First, you need to copy over the environment variables. We actually won’t make any changes to this file, but it needs to be present for the application to build correctly.
cp .env.example .env
Next, you need to create librechat.yaml. You could copy this from the .example version. However, it can get confusing to uncomment random lines around the file. Instead create the empty file manually.
>>> nano librechat.yaml
Then, copy the following into the file. We need to make adjustments to the Ollama section. We are specifying what models are available and the URL where LibreChat can reach Ollama. Then, CTRL+X to save.
# For more information, see the Configuration Guide:
# https://www.librechat.ai/docs/configuration/librechat_yaml
# Configuration version (required)
version: 1.1.5
# Cache settings: Set to true to enable caching
cache: true
# Custom interface configuration
interface:
# Privacy policy settings
privacyPolicy:
externalUrl: "https://librechat.ai/privacy-policy"
openNewTab: true
# Terms of service
termsOfService:
externalUrl: "https://librechat.ai/tos"
openNewTab: true
# Example Registration Object Structure (optional)
registration:
socialLogins: ["github", "google", "discord", "openid", "facebook"]

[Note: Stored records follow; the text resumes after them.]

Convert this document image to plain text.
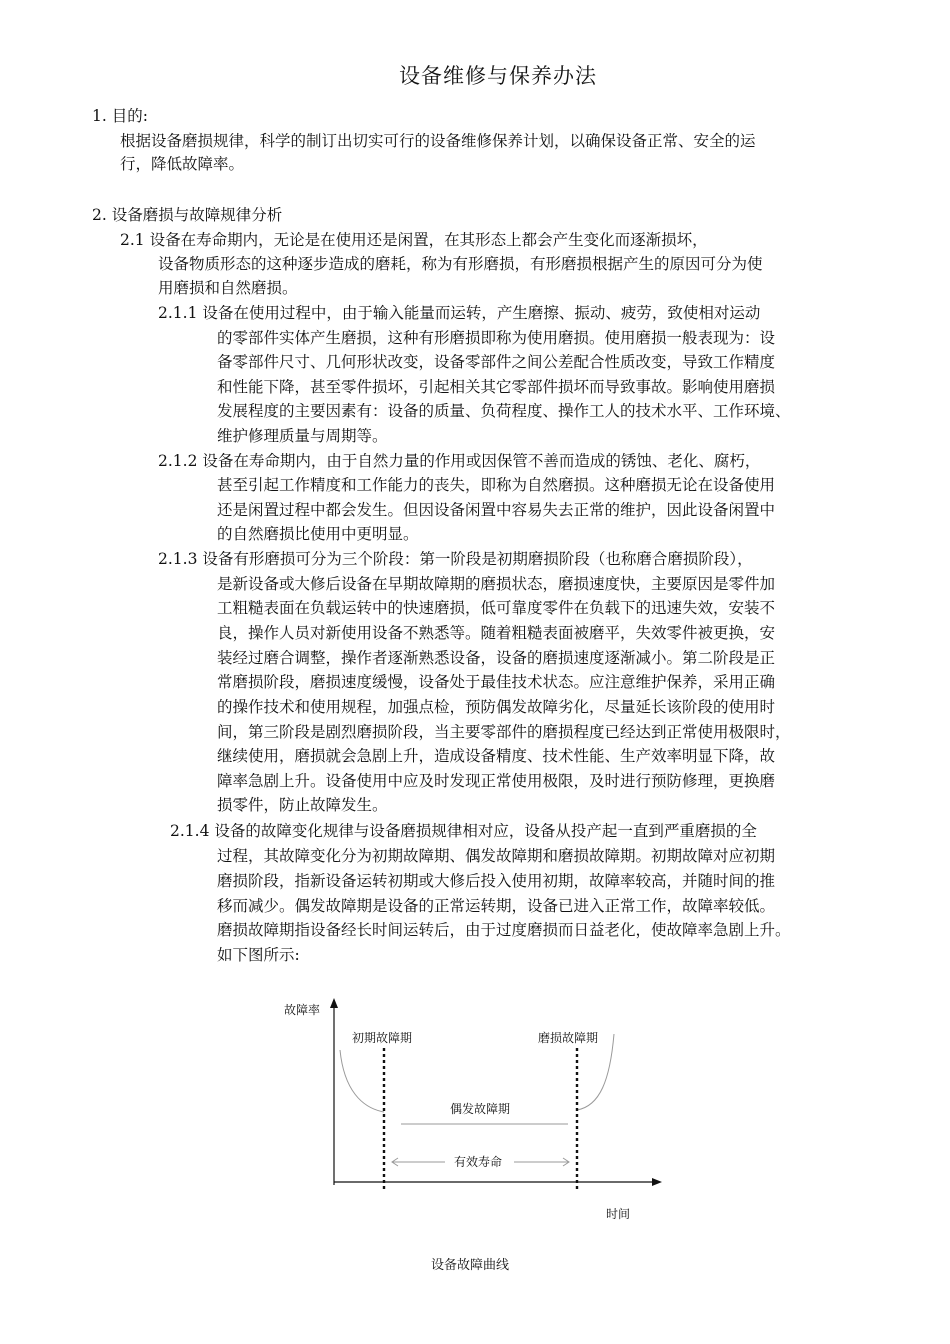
设备维修与保养办法
1. 目的:
根据设备磨损规律，科学的制订出切实可行的设备维修保养计划，以确保设备正常、安全的运
行，降低故障率。
2. 设备磨损与故障规律分析
2.1 设备在寿命期内，无论是在使用还是闲置，在其形态上都会产生变化而逐渐损坏，
设备物质形态的这种逐步造成的磨耗，称为有形磨损，有形磨损根据产生的原因可分为使
用磨损和自然磨损。
2.1.1 设备在使用过程中，由于输入能量而运转，产生磨擦、振动、疲劳，致使相对运动
的零部件实体产生磨损，这种有形磨损即称为使用磨损。使用磨损一般表现为：设
备零部件尺寸、几何形状改变，设备零部件之间公差配合性质改变，导致工作精度
和性能下降，甚至零件损坏，引起相关其它零部件损坏而导致事故。影响使用磨损
发展程度的主要因素有：设备的质量、负荷程度、操作工人的技术水平、工作环境、
维护修理质量与周期等。
2.1.2 设备在寿命期内，由于自然力量的作用或因保管不善而造成的锈蚀、老化、腐朽，
甚至引起工作精度和工作能力的丧失，即称为自然磨损。这种磨损无论在设备使用
还是闲置过程中都会发生。但因设备闲置中容易失去正常的维护，因此设备闲置中
的自然磨损比使用中更明显。
2.1.3 设备有形磨损可分为三个阶段：第一阶段是初期磨损阶段（也称磨合磨损阶段），
是新设备或大修后设备在早期故障期的磨损状态，磨损速度快，主要原因是零件加
工粗糙表面在负载运转中的快速磨损，低可靠度零件在负载下的迅速失效，安装不
良，操作人员对新使用设备不熟悉等。随着粗糙表面被磨平，失效零件被更换，安
装经过磨合调整，操作者逐渐熟悉设备，设备的磨损速度逐渐减小。第二阶段是正
常磨损阶段，磨损速度缓慢，设备处于最佳技术状态。应注意维护保养，采用正确
的操作技术和使用规程，加强点检，预防偶发故障劣化，尽量延长该阶段的使用时
间，第三阶段是剧烈磨损阶段，当主要零部件的磨损程度已经达到正常使用极限时，
继续使用，磨损就会急剧上升，造成设备精度、技术性能、生产效率明显下降，故
障率急剧上升。设备使用中应及时发现正常使用极限，及时进行预防修理，更换磨
损零件，防止故障发生。
2.1.4 设备的故障变化规律与设备磨损规律相对应，设备从投产起一直到严重磨损的全
过程，其故障变化分为初期故障期、偶发故障期和磨损故障期。初期故障对应初期
磨损阶段，指新设备运转初期或大修后投入使用初期，故障率较高，并随时间的推
移而减少。偶发故障期是设备的正常运转期，设备已进入正常工作，故障率较低。
磨损故障期指设备经长时间运转后，由于过度磨损而日益老化，使故障率急剧上升。
如下图所示:
故障率
时间
初期故障期	磨损故障期
偶发故障期
有效寿命
设备故障曲线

# Definition of custom endpoints
endpoints:
custom:
- name: "Ollama"
apiKey: "ollama"
baseURL: "http://host.docker.internal:11434/v1/"
models:
default:
[
"tinydolphin:latest",
]
fetch: false
titleConvo: true
titleModel: "current_model"
summarize: false
summaryModel: "current_model"
forcePrompt: false
modelDisplayLabel: "Ollama"
Next, you need to create docker-compose.override.yaml. Again, make an empty file.

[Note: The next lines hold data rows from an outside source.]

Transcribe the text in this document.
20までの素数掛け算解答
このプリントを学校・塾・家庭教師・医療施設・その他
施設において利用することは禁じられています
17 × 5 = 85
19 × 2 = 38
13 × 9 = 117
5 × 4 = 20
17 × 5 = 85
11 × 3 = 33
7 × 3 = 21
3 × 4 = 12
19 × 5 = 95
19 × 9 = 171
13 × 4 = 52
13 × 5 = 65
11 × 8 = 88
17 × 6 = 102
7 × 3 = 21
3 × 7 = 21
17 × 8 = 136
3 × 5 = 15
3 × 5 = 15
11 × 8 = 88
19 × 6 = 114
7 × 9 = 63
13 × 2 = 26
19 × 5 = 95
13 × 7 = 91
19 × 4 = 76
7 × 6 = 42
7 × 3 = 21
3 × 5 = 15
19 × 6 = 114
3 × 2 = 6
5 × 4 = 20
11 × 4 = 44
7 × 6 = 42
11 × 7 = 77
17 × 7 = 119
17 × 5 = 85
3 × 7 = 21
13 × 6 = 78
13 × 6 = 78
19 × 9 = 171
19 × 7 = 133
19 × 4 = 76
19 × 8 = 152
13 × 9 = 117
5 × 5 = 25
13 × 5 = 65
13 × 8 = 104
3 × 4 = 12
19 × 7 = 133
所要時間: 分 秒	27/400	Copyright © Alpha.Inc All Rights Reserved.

>>> nano docker-compose.override.yaml
Add the following to the file. Then, CTRL+X to save.
version: '3.4'
services:
api:
volumes:
- type: bind
source: ./librechat.yaml
target: /app/librechat.yaml
With that set up done, start LibreChat.
docker compose up
Using LibreChat
LibreChat will be available at localhost:3080. Create an account, and log in.

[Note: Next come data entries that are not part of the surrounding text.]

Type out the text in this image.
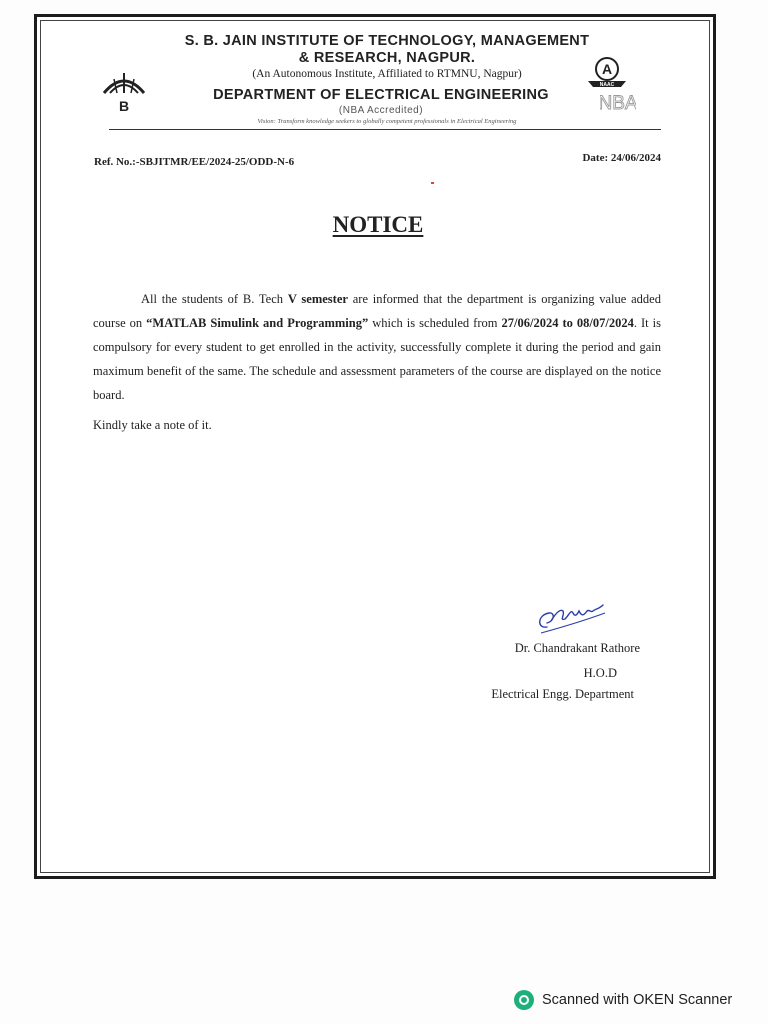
B
S. B. JAIN INSTITUTE OF TECHNOLOGY, MANAGEMENT
& RESEARCH, NAGPUR.
(An Autonomous Institute, Affiliated to RTMNU, Nagpur)	A
NAAC
DEPARTMENT OF ELECTRICAL ENGINEERING
(NBA Accredited)	NBA
Vision: Transform knowledge seekers to globally competent professionals in Electrical Engineering
Ref. No.:-SBJITMR/EE/2024-25/ODD-N-6	Date: 24/06/2024
NOTICE

All the students of B. Tech V semester are informed that the department is organizing value added course on “MATLAB Simulink and Programming” which is scheduled from 27/06/2024 to 08/07/2024. It is compulsory for every student to get enrolled in the activity, successfully complete it during the period and gain maximum benefit of the same. The schedule and assessment parameters of the course are displayed on the notice board.

Kindly take a note of it.
Dr. Chandrakant Rathore
H.O.D
Electrical Engg. Department
Scanned with OKEN Scanner
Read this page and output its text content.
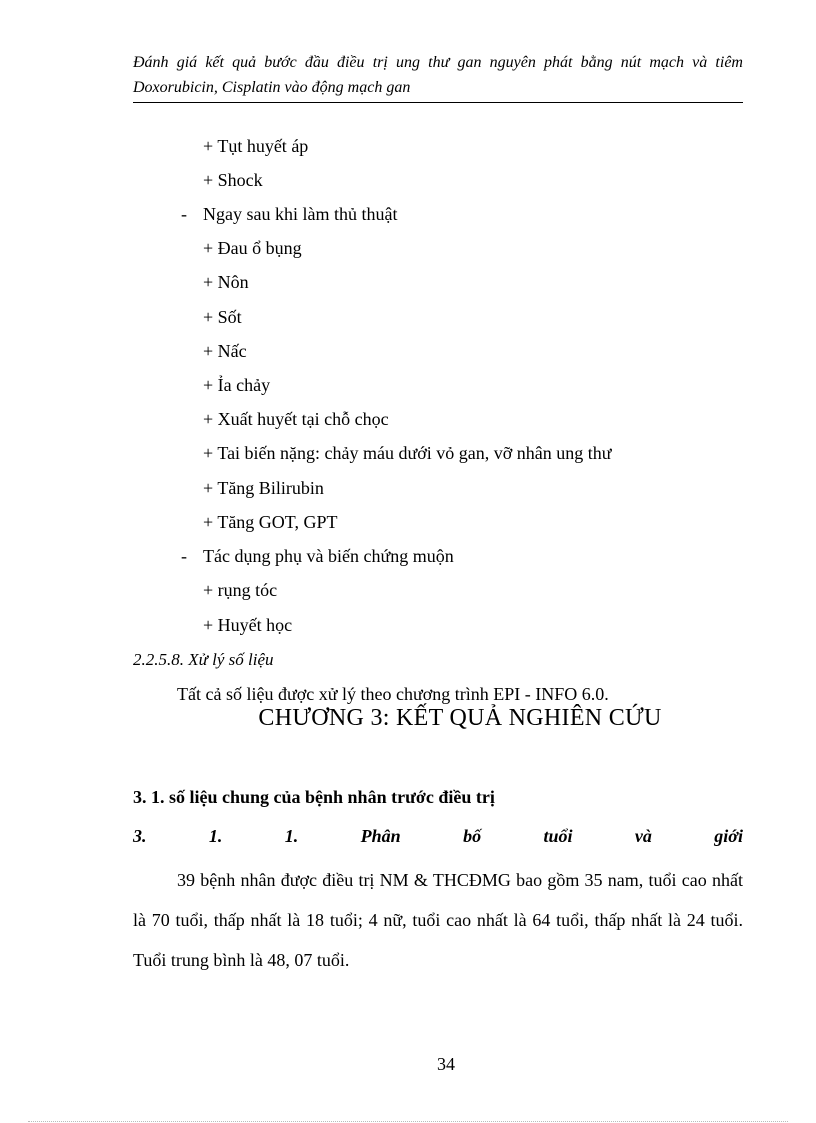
Đánh giá kết quả bước đầu điều trị ung thư gan nguyên phát bằng nút mạch và tiêm
Doxorubicin, Cisplatin vào động mạch gan
+ Tụt huyết áp
+ Shock
- Ngay sau khi làm thủ thuật
+ Đau ổ bụng
+ Nôn
+ Sốt
+ Nấc
+ Ỉa chảy
+ Xuất huyết tại chỗ chọc
+ Tai biến nặng: chảy máu dưới vỏ gan, vỡ nhân ung thư
+ Tăng Bilirubin
+ Tăng GOT, GPT
- Tác dụng phụ và biến chứng muộn
+ rụng tóc
+ Huyết học
2.2.5.8. Xử lý số liệu
Tất cả số liệu được xử lý theo chương trình EPI - INFO 6.0.
CHƯƠNG 3: KẾT QUẢ NGHIÊN CỨU
3. 1. số liệu chung của bệnh nhân trước điều trị
3.	1.	1.	Phân	bố	tuổi	và	giới
39 bệnh nhân được điều trị NM & THCĐMG bao gồm 35 nam, tuổi cao nhất là 70 tuổi, thấp nhất là 18 tuổi; 4 nữ, tuổi cao nhất là 64 tuổi, thấp nhất là 24 tuổi. Tuổi trung bình là 48, 07 tuổi.
34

The LibreChat screen will default to OpenAI. However, you would need to add a key for that option to work. Since we’re focused on Ollama, select that from the menu. Then, make sure tinydolphin is available and selected.
You can type a message in and tinydolphin will respond from your local machine.
Tinydolphin may not be as powerful as more recent models, but it is a great model for simple testing and quick responses. It doesn’t take up much space. However, you may want to use a more advanced model. To do so, you need to follow the steps from earlier.
First, pull a new model from Ollama, like gemma:2b.
docker exec -it ollama ollama pull gemma:2b
Then, update your librachat.yaml to include the new model.
models:
default:
[
"tinydolphin:latest",
"gemma:2b"
]
You need to restart your docker containers.
docker compose restart
When you finish your chat session, you can shut down LibreChat. Your data will still remain in the LibreChat folder.
docker compose down
Ollama and LibreChat are powerful tools for facilitating conversational experiences. Ollama provides a way to run models locally. This can minimize costs of testing chats, and it can keep your data on your system. You can run the models offline so spotty internet at the cafe won’t stop you!
LibreChat offers a power platform with features that allow you to customize your chat experience. Quality of life features like chat search, forking conversations, bookmarks, and LLM setting presets all help enrich how you interact with your chats. It offers many other powerful features like voice, web search, and image generation, though these send data outside your machine.